Jose Mourinho, like Mancini, has built his previous teams on water-tight defensive foundations and the calculated placement of attackers.
However, until yesterday, it could be argued that Madrid have struggled to find an offense as lucid and awe-inspiring as rivals Barcelona. In truth, no one of Europe's premier sides can even hope of achieving gear shifts as smooth as the men from Catalunya.
Real Madrid's sweeping aside of a tidy and talented Ajax revealed a side that was less every man for himself.
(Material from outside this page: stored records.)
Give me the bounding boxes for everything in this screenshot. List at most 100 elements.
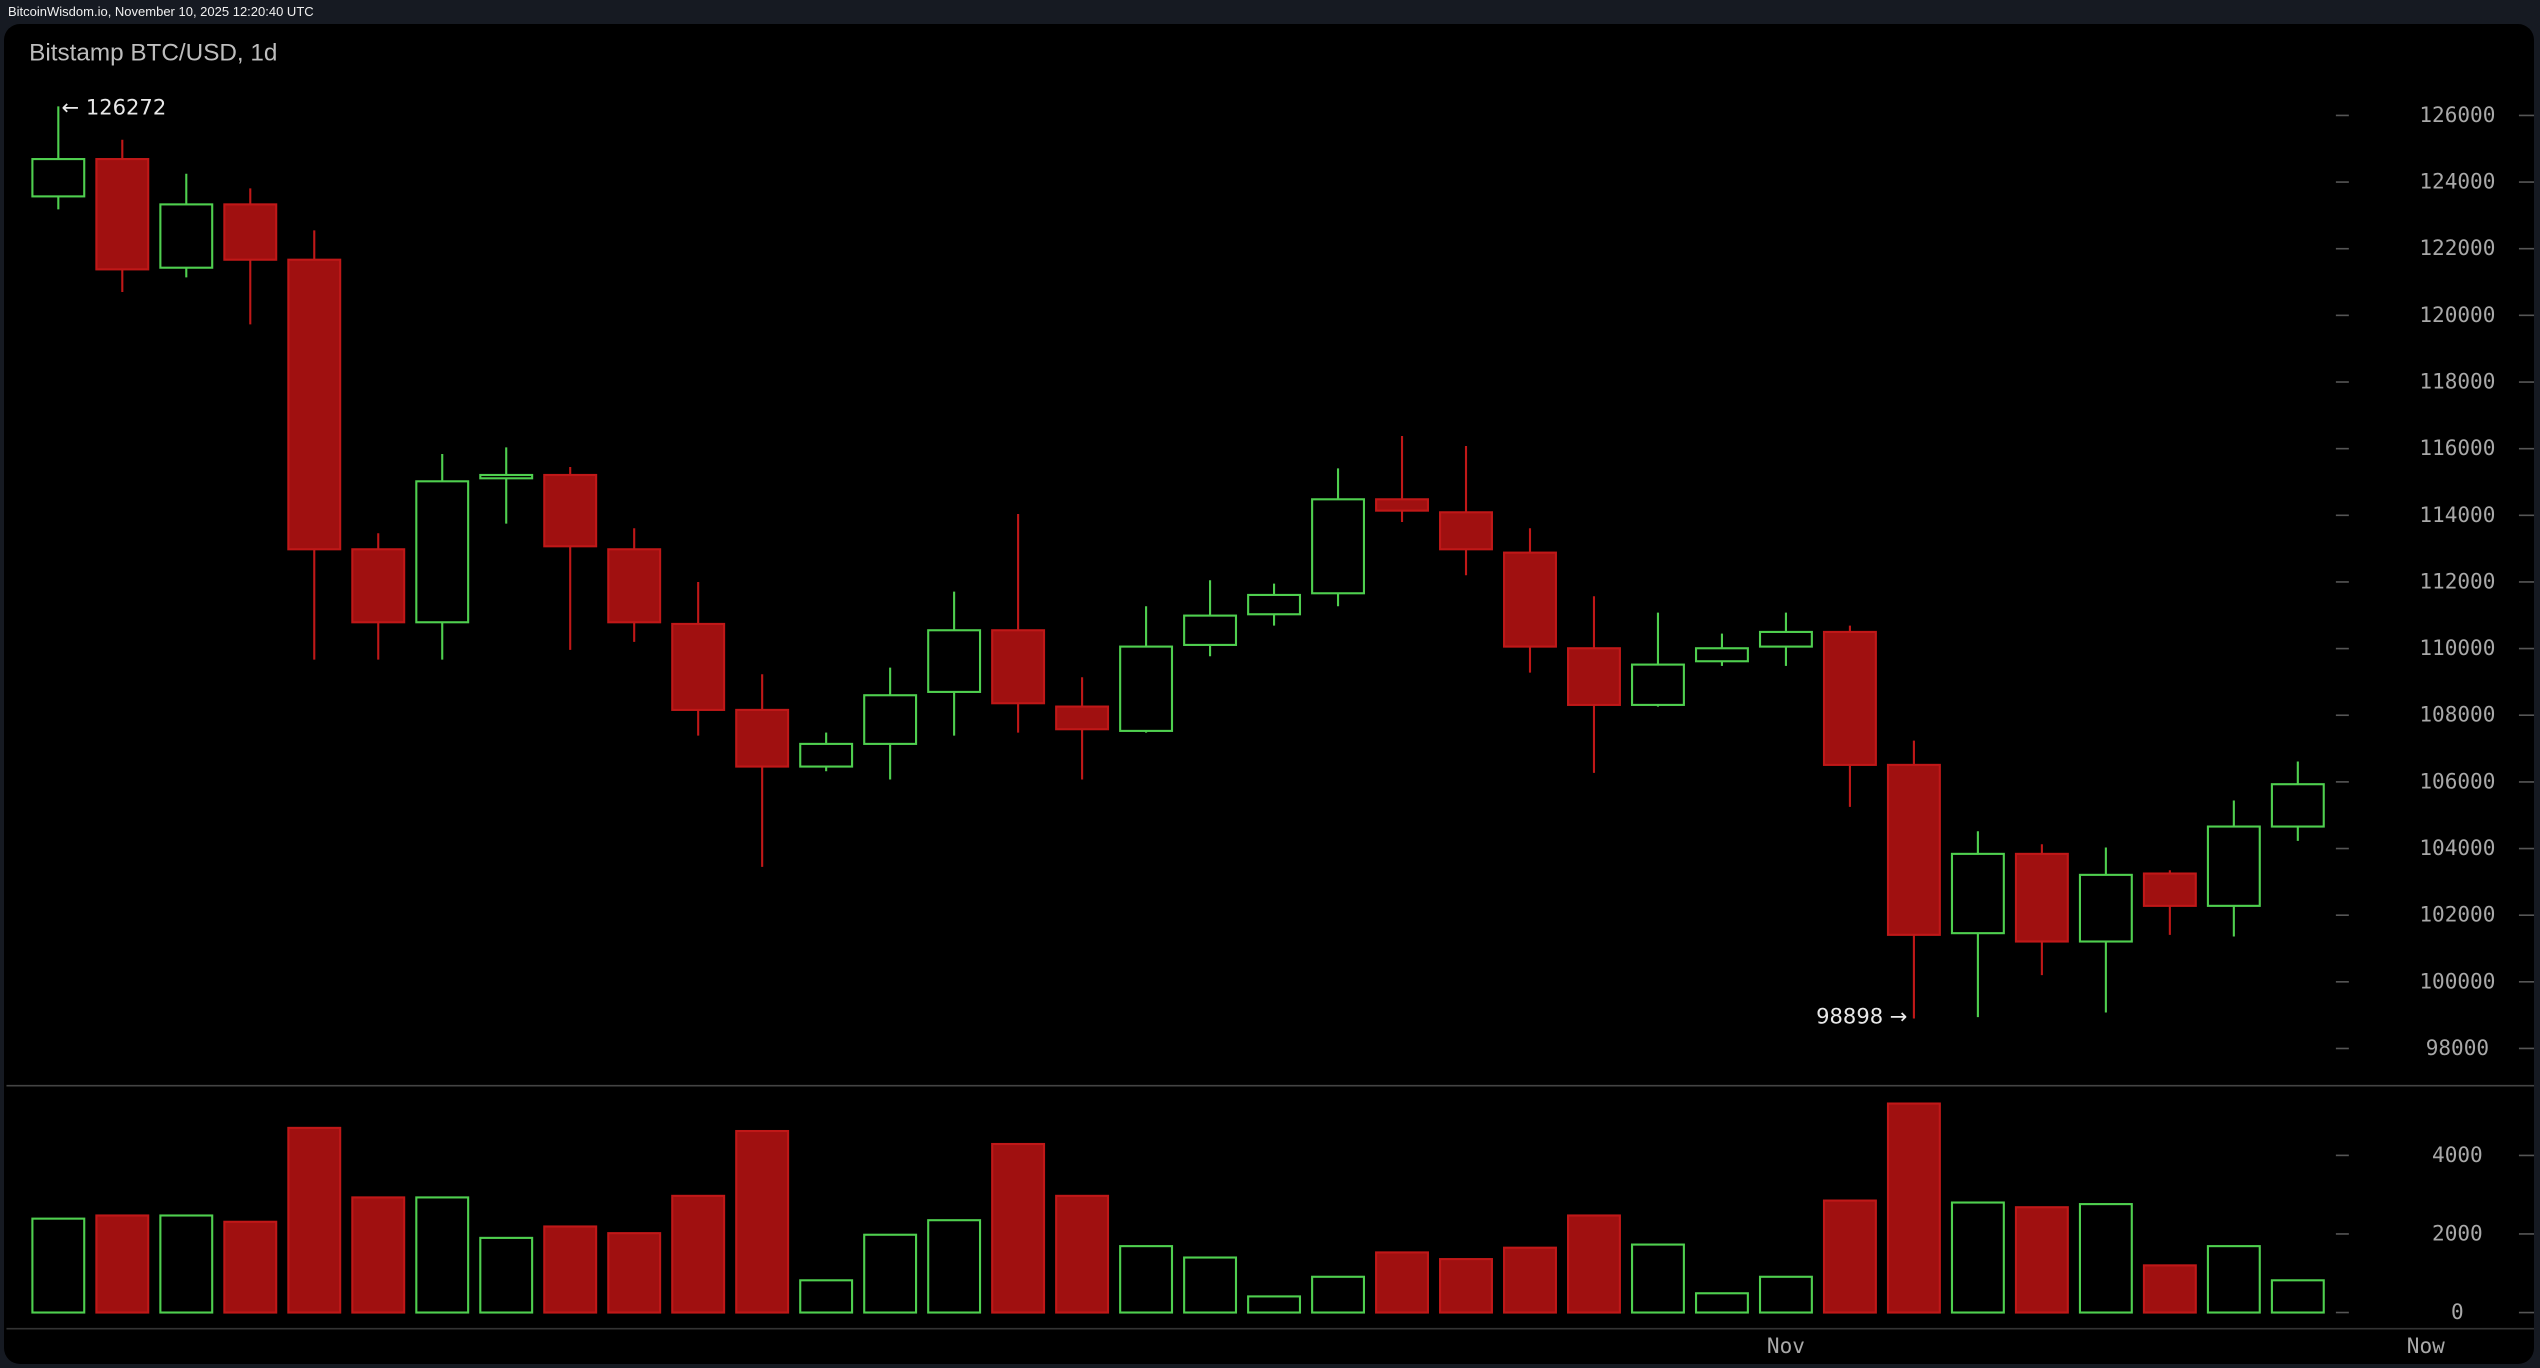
- volume-bar: [607, 1232, 662, 1314]
- candle-body: [479, 473, 534, 480]
- candlestick-chart: Bitstamp BTC/USD, 1d 126000 124000 122000 1…: [6, 39, 2534, 1358]
- candle-body: [927, 629, 982, 693]
- candle: [1439, 445, 1493, 576]
- volume-bar: [1055, 1194, 1110, 1314]
- candle-body: [351, 548, 406, 624]
- candle: [31, 106, 86, 210]
- volume-bar: [223, 1220, 278, 1314]
- candle-body: [671, 622, 726, 711]
- candle-body: [2078, 873, 2133, 943]
- price-tick-label: 112000: [2419, 568, 2495, 593]
- candle-body: [1822, 630, 1877, 766]
- price-tick-label: 118000: [2419, 368, 2495, 393]
- candle-body: [863, 694, 918, 745]
- candle: [1950, 831, 2005, 1018]
- volume-bar: [95, 1214, 150, 1314]
- price-tick-label: 122000: [2419, 235, 2495, 260]
- candle-body: [735, 708, 790, 768]
- volume-bar: [351, 1196, 406, 1314]
- volume-bar: [479, 1236, 534, 1314]
- price-tick-label: 98000: [2426, 1035, 2489, 1060]
- time-tick-label: Nov: [1767, 1333, 1805, 1358]
- candle-body: [1950, 852, 2005, 935]
- candle: [2014, 844, 2069, 976]
- volume-bar: [1247, 1295, 1302, 1314]
- candle: [1375, 435, 1429, 522]
- volume-bar: [1567, 1214, 1621, 1314]
- volume-bar: [1119, 1245, 1174, 1314]
- candle: [2142, 870, 2197, 935]
- volume-tick-label: 2000: [2432, 1220, 2483, 1245]
- volume-bar: [2206, 1245, 2261, 1314]
- candle-body: [1375, 498, 1429, 512]
- candle: [1503, 528, 1557, 673]
- price-tick-label: 114000: [2419, 502, 2495, 527]
- candle-body: [31, 158, 86, 198]
- price-tick-label: 120000: [2419, 302, 2495, 327]
- candle: [479, 447, 534, 524]
- candle-body: [159, 203, 214, 269]
- low-price-annotation: 98898 →: [1816, 1003, 1907, 1028]
- candle: [1183, 580, 1238, 657]
- volume-bar: [1758, 1275, 1813, 1314]
- candle: [159, 173, 214, 278]
- volume-bar: [1375, 1251, 1429, 1314]
- candle: [607, 528, 662, 642]
- candle-body: [1886, 763, 1941, 936]
- volume-tick-label: 0: [2451, 1299, 2464, 1324]
- price-tick-label: 106000: [2419, 768, 2495, 793]
- candle-body: [2142, 872, 2197, 907]
- candle-body: [1439, 511, 1493, 551]
- candle-body: [287, 258, 342, 551]
- volume-bar: [159, 1214, 214, 1314]
- volume-bar: [799, 1279, 854, 1314]
- candle-body: [1567, 647, 1621, 706]
- candle-body: [607, 548, 662, 624]
- candle-body: [991, 629, 1046, 705]
- candle-body: [415, 480, 470, 624]
- volume-bar: [2014, 1206, 2069, 1314]
- volume-bar: [1694, 1292, 1749, 1314]
- price-tick-label: 116000: [2419, 435, 2495, 460]
- volume-tick-label: 4000: [2432, 1142, 2483, 1167]
- candle: [927, 591, 982, 736]
- volume-bar: [2078, 1203, 2133, 1314]
- candle-body: [799, 742, 854, 768]
- volume-bar: [671, 1194, 726, 1314]
- volume-bar: [735, 1129, 790, 1314]
- price-tick-label: 108000: [2419, 702, 2495, 727]
- candle-body: [2270, 783, 2325, 828]
- price-tick-label: 100000: [2419, 968, 2495, 993]
- price-tick-label: 104000: [2419, 835, 2495, 860]
- candle: [543, 466, 598, 650]
- volume-bar: [31, 1217, 86, 1314]
- candle: [1886, 740, 1941, 1019]
- source-timestamp: BitcoinWisdom.io, November 10, 2025 12:2…: [8, 4, 314, 19]
- price-tick-label: 102000: [2419, 902, 2495, 927]
- candle-body: [1119, 645, 1174, 732]
- volume-bar: [543, 1225, 598, 1314]
- candle-body: [95, 158, 150, 271]
- candle: [1119, 606, 1174, 733]
- candle-body: [2014, 852, 2069, 943]
- volume-bar: [2142, 1264, 2197, 1314]
- volume-bar: [287, 1126, 342, 1314]
- candle-body: [2206, 825, 2261, 907]
- time-tick-label: Now: [2407, 1333, 2445, 1358]
- price-tick-label: 126000: [2419, 102, 2495, 127]
- candle-body: [543, 473, 598, 548]
- candle-body: [1055, 705, 1110, 731]
- candle: [1247, 583, 1302, 626]
- candle: [1694, 633, 1749, 666]
- volume-bar: [1183, 1256, 1238, 1314]
- candle-body: [1247, 593, 1302, 616]
- candle-body: [1183, 614, 1238, 646]
- candle: [799, 732, 854, 772]
- candle: [95, 139, 150, 293]
- candle: [287, 230, 342, 660]
- candle: [415, 453, 470, 660]
- price-tick-label: 124000: [2419, 169, 2495, 194]
- volume-bar: [415, 1196, 470, 1314]
- candle-body: [223, 203, 278, 261]
- high-price-annotation: ← 126272: [62, 94, 167, 119]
Indeed, for the opening goal, all four corners of the attacking diamond played a significant part.
While ironically Mourinho's defence remains somewhat shaky, his choice of Ronaldo and Kaka flanking Mesut Ozil behind Karim Benzema proved to be one that had the Bernabeu purring once more.
A reality check is perhaps in order.
Real at home to Ajax—whatever sides are put out—is a home banker in 2011, although the manner of the dispatch and cohesion with which Real played would have been most pleasing to their fans.
There was interchange, one-touch passing and most of all an understanding of what each other might do, something that is often bereft of Galactico sides past.
Ozil looks at home in the centre, able to place the ball in Ronaldo's path, while on his other side the reemergence of Kaka—surely now ahead of the erratic Angel Di Maria—is beginning to bear fruit.
His 2007 days seem now a distant memory, yet class never diminishes and we all know that cream rises, especially one as light and dynamic as the Brazilian attacking midfielder.
Karim Benzema even looked remotely happy yesterday as he helped himself to Real's third of the night.
Smiles all around it seems, yet a true measure of how far Madrid have come will not be available until the first El Clasico.